Der bulgarische Radikal-Performer Ivo Dimchev wird in einen bewegten Dialog mit den "Passstücken“ des jüngst bei der Biennale zu Venedig für sein Lebenswerk geehrten Künstlers Franz West treten. Dimchev nähert sich Wests in Gaze und Gips eingepackten Alltagsobjekten in der Soloperformance "I-ON“, die sich zur Gruppenversion "X-ON“ erweitert, sein radikales Dogma bekräftigend, nur seinen, nicht den Körper“ zu benutzen, den inflationären Diskurs über den Körper im Tanz zu beenden.

Die "Österreicher-Schiene“ führt Aushängeschild Chris Haring mit einem ersten Teil des geplanten Zyklus "Perfect Garden“ an. Dafür wird sich der medienaffine Haring samt seinen gern eingesetzten Video-Schnipseln in das Wiener Palmenhaus begeben.

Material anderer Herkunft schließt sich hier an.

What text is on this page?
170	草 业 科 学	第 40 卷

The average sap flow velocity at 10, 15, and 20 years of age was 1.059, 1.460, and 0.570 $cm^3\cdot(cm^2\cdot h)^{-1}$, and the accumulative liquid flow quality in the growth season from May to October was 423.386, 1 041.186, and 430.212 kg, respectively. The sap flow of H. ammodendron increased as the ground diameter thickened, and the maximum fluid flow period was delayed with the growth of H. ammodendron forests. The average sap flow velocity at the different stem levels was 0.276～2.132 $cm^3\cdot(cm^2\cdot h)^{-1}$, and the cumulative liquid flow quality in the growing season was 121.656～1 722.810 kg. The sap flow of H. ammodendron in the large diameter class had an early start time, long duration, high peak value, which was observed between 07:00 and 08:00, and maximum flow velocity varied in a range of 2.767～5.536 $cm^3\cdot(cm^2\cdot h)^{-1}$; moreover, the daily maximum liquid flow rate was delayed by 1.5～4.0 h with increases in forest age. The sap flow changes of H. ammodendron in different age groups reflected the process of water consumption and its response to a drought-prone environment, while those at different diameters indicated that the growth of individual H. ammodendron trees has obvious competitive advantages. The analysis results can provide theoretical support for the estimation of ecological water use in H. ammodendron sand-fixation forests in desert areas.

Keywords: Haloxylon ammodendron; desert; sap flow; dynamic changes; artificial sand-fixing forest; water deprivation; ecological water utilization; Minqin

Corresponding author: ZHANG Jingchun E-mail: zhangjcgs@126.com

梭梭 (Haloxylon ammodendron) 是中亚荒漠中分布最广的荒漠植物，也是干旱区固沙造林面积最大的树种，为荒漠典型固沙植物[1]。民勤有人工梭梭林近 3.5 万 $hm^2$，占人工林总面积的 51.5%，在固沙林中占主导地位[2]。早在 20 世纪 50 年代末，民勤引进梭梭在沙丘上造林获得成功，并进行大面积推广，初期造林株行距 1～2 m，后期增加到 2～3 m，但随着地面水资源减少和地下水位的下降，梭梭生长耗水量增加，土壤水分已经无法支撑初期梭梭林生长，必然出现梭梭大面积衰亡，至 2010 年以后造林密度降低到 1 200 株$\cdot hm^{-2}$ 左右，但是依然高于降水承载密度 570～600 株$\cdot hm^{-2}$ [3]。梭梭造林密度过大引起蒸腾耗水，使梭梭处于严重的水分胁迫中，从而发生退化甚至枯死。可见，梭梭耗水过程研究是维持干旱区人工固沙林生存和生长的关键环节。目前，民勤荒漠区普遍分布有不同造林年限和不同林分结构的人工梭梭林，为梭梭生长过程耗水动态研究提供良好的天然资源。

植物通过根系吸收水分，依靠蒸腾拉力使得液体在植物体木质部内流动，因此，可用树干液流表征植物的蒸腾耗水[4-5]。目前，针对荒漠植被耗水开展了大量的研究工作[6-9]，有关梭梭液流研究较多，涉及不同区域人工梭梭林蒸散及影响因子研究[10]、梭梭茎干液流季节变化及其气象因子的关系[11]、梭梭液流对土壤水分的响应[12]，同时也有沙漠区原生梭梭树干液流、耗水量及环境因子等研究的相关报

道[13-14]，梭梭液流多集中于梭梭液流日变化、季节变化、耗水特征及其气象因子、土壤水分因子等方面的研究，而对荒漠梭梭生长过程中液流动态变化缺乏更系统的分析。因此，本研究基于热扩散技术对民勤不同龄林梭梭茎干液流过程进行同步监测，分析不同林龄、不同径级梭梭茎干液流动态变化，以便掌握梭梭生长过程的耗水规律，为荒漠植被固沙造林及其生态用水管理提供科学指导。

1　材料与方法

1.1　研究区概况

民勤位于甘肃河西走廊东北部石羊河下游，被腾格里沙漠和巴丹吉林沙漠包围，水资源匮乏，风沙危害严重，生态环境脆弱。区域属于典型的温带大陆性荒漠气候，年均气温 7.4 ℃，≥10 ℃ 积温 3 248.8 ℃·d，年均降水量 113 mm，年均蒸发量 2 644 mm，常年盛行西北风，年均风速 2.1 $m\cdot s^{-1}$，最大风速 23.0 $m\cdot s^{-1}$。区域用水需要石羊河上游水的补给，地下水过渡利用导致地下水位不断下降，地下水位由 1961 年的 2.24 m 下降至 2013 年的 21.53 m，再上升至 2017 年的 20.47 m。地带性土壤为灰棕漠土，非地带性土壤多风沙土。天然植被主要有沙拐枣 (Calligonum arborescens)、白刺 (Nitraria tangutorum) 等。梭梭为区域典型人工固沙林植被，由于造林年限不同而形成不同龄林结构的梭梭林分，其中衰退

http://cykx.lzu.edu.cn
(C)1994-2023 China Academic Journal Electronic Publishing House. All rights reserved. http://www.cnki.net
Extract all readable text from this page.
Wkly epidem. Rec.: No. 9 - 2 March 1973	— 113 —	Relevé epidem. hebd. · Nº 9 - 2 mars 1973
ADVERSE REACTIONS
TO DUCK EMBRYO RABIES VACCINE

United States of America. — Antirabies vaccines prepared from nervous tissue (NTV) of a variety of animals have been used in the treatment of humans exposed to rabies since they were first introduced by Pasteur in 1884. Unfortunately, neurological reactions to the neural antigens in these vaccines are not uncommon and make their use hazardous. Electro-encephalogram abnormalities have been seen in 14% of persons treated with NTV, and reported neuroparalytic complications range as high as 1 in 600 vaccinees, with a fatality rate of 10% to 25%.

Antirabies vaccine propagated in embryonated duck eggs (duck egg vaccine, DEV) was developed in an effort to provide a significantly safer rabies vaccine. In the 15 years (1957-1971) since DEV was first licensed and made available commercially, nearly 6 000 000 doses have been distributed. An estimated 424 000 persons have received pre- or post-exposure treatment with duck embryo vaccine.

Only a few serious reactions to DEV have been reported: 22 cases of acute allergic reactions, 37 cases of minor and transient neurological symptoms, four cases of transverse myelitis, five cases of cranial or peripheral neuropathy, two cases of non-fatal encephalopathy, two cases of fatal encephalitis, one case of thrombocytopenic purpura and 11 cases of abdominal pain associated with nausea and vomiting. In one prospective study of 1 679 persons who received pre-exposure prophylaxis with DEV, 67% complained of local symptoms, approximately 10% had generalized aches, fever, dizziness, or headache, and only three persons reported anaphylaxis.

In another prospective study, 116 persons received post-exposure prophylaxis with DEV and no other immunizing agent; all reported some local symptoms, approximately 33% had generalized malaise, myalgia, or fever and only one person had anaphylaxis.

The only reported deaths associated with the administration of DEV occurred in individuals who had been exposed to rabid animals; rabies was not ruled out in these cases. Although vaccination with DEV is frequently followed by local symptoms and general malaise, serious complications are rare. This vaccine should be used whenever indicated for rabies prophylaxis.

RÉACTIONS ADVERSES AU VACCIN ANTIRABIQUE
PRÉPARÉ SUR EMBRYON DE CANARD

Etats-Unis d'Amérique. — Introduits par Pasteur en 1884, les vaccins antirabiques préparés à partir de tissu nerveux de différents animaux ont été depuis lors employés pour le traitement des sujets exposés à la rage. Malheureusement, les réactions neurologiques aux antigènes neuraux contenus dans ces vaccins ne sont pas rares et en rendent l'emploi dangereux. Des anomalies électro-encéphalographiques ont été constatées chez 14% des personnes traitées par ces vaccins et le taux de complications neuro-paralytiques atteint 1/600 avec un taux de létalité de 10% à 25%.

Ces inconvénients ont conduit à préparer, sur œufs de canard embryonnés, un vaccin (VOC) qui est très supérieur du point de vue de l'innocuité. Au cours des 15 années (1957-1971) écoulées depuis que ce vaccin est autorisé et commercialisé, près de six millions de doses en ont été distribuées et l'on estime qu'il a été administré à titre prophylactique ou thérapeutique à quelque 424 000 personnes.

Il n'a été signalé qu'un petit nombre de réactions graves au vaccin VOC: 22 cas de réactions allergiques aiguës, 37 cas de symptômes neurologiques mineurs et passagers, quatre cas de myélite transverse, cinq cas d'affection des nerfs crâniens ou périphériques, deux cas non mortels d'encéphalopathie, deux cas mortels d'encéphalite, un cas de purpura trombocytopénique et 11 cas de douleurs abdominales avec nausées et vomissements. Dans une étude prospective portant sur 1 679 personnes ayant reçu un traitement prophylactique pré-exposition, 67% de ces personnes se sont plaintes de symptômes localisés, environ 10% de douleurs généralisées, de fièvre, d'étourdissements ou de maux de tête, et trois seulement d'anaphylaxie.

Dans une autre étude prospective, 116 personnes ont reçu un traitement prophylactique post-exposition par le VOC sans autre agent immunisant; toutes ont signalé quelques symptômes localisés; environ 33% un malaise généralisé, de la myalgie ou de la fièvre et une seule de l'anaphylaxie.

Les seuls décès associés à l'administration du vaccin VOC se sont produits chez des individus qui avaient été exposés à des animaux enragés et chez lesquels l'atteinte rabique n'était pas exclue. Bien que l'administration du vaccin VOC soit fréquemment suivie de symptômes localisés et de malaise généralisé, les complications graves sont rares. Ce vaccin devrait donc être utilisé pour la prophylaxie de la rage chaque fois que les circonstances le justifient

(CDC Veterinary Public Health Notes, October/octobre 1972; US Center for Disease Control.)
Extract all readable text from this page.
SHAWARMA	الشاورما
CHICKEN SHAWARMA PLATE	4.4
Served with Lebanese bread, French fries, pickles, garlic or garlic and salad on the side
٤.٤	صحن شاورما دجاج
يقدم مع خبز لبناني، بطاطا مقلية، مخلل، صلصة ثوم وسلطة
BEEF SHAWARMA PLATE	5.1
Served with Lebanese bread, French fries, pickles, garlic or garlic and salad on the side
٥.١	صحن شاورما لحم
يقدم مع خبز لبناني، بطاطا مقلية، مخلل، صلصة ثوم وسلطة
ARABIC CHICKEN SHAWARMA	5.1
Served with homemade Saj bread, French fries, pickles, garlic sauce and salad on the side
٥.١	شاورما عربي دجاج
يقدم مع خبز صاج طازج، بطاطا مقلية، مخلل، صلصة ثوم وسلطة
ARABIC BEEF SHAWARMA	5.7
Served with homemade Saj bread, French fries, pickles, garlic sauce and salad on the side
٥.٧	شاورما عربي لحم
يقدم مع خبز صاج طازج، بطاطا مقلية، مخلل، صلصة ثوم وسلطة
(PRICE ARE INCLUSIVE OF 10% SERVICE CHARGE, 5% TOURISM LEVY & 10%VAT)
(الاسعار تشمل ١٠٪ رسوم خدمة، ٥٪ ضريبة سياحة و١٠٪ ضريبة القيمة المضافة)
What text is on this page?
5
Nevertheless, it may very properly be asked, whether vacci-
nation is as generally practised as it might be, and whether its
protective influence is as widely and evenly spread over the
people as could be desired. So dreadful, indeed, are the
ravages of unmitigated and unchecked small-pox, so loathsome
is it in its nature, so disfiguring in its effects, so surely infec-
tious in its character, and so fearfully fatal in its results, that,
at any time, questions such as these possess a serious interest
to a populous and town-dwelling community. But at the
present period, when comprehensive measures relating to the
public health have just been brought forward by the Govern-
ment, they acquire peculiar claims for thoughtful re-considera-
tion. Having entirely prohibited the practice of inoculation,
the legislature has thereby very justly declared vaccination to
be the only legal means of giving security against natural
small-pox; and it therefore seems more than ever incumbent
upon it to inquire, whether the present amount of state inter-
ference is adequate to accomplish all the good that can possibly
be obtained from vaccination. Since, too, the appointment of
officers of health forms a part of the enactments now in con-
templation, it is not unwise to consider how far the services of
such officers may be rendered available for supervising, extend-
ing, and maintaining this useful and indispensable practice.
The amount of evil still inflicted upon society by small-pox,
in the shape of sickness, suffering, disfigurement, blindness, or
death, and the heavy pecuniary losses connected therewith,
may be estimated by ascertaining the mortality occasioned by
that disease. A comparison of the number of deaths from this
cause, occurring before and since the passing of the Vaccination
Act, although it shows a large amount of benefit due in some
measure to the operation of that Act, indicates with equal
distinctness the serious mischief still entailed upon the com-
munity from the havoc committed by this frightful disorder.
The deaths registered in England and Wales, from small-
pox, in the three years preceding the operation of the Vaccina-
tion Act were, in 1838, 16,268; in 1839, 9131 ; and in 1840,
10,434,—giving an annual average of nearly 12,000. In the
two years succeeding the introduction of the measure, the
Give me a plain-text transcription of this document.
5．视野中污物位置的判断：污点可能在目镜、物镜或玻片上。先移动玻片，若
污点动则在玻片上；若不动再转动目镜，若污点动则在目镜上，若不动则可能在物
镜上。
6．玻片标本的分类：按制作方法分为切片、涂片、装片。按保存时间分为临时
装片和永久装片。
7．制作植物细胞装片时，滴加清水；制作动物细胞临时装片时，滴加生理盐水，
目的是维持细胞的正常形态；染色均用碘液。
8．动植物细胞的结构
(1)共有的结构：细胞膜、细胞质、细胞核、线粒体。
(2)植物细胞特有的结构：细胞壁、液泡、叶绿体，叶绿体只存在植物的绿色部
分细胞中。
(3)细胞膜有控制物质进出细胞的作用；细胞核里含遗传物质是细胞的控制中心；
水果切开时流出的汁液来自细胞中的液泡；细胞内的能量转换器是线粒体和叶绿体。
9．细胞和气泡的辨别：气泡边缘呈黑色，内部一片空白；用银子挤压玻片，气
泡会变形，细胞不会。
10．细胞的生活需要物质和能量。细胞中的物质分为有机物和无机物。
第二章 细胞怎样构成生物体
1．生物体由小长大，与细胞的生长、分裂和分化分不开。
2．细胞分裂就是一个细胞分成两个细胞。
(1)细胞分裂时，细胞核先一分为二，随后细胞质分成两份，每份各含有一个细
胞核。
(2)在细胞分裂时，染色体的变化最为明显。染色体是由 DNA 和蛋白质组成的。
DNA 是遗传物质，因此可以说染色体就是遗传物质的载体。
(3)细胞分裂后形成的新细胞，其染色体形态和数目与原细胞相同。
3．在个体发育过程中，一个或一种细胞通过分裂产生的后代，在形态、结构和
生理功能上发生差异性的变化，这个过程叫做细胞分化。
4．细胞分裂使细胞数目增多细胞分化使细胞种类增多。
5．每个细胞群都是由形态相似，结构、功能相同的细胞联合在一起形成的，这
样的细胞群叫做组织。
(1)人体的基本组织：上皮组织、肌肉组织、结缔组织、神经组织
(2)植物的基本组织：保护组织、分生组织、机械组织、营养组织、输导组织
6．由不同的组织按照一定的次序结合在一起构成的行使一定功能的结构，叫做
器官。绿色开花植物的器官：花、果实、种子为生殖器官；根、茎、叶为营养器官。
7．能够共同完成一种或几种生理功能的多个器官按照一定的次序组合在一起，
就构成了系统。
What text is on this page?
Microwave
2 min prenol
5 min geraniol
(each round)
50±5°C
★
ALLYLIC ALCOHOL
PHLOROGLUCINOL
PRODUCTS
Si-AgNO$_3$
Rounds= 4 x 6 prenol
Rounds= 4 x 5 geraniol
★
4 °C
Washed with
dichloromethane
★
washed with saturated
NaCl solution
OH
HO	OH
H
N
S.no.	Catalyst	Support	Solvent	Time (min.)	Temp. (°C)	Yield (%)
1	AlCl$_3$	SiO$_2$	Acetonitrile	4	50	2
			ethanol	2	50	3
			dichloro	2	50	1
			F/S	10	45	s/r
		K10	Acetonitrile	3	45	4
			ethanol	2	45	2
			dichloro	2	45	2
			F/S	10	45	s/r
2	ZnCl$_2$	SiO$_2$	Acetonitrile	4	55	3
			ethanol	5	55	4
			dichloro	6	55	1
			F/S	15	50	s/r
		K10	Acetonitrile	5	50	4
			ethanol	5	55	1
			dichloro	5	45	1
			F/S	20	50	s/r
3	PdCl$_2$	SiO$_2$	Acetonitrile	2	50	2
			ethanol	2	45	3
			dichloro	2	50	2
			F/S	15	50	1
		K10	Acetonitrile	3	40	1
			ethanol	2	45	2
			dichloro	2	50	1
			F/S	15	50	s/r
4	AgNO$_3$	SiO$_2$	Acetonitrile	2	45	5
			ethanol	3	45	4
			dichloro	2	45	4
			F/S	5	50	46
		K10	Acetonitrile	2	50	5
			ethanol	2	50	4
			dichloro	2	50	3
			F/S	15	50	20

Was zu einem mehrfach auftretenden Phänomen im Aufführungsreigen führt: Frugales und Animalisches sind en vogue.

Blüten und Gemüse

Altmeister Jan Fabre mischt auch da mit: In "Preparatio Mortis“ steht eine Frau von den Toten auf. Leichtfüßig entflieht sie ihrem mit 8.000 frischen Blüten überhäuftem Grab. Als Ode an das Leben werden noch 200 Schmetterlinge durch das Odeon-Theater flattern.

200 Karotten auf der Bühne, fabelhaft verpackt, schenkt uns Marcela Levi. Weiteres Gemüse gibt’s bei Magdalena Chowaniec, Amanda Pina und Daniel Zimmermann. - 50 Jahre nach dem Wiener Aktionismus bringen sie, wie sie schelmisch meinen, in einem "Neuen Wiener Bioaktionismus“ das Blut der roten Rübe ins Theater.

"Mehr denn je ist Kunst ein Medium des Widerstands“, konstatiert die indische Choreografin Padmini Chettur. Ein Hoffnungsschimmer in harten Zeiten.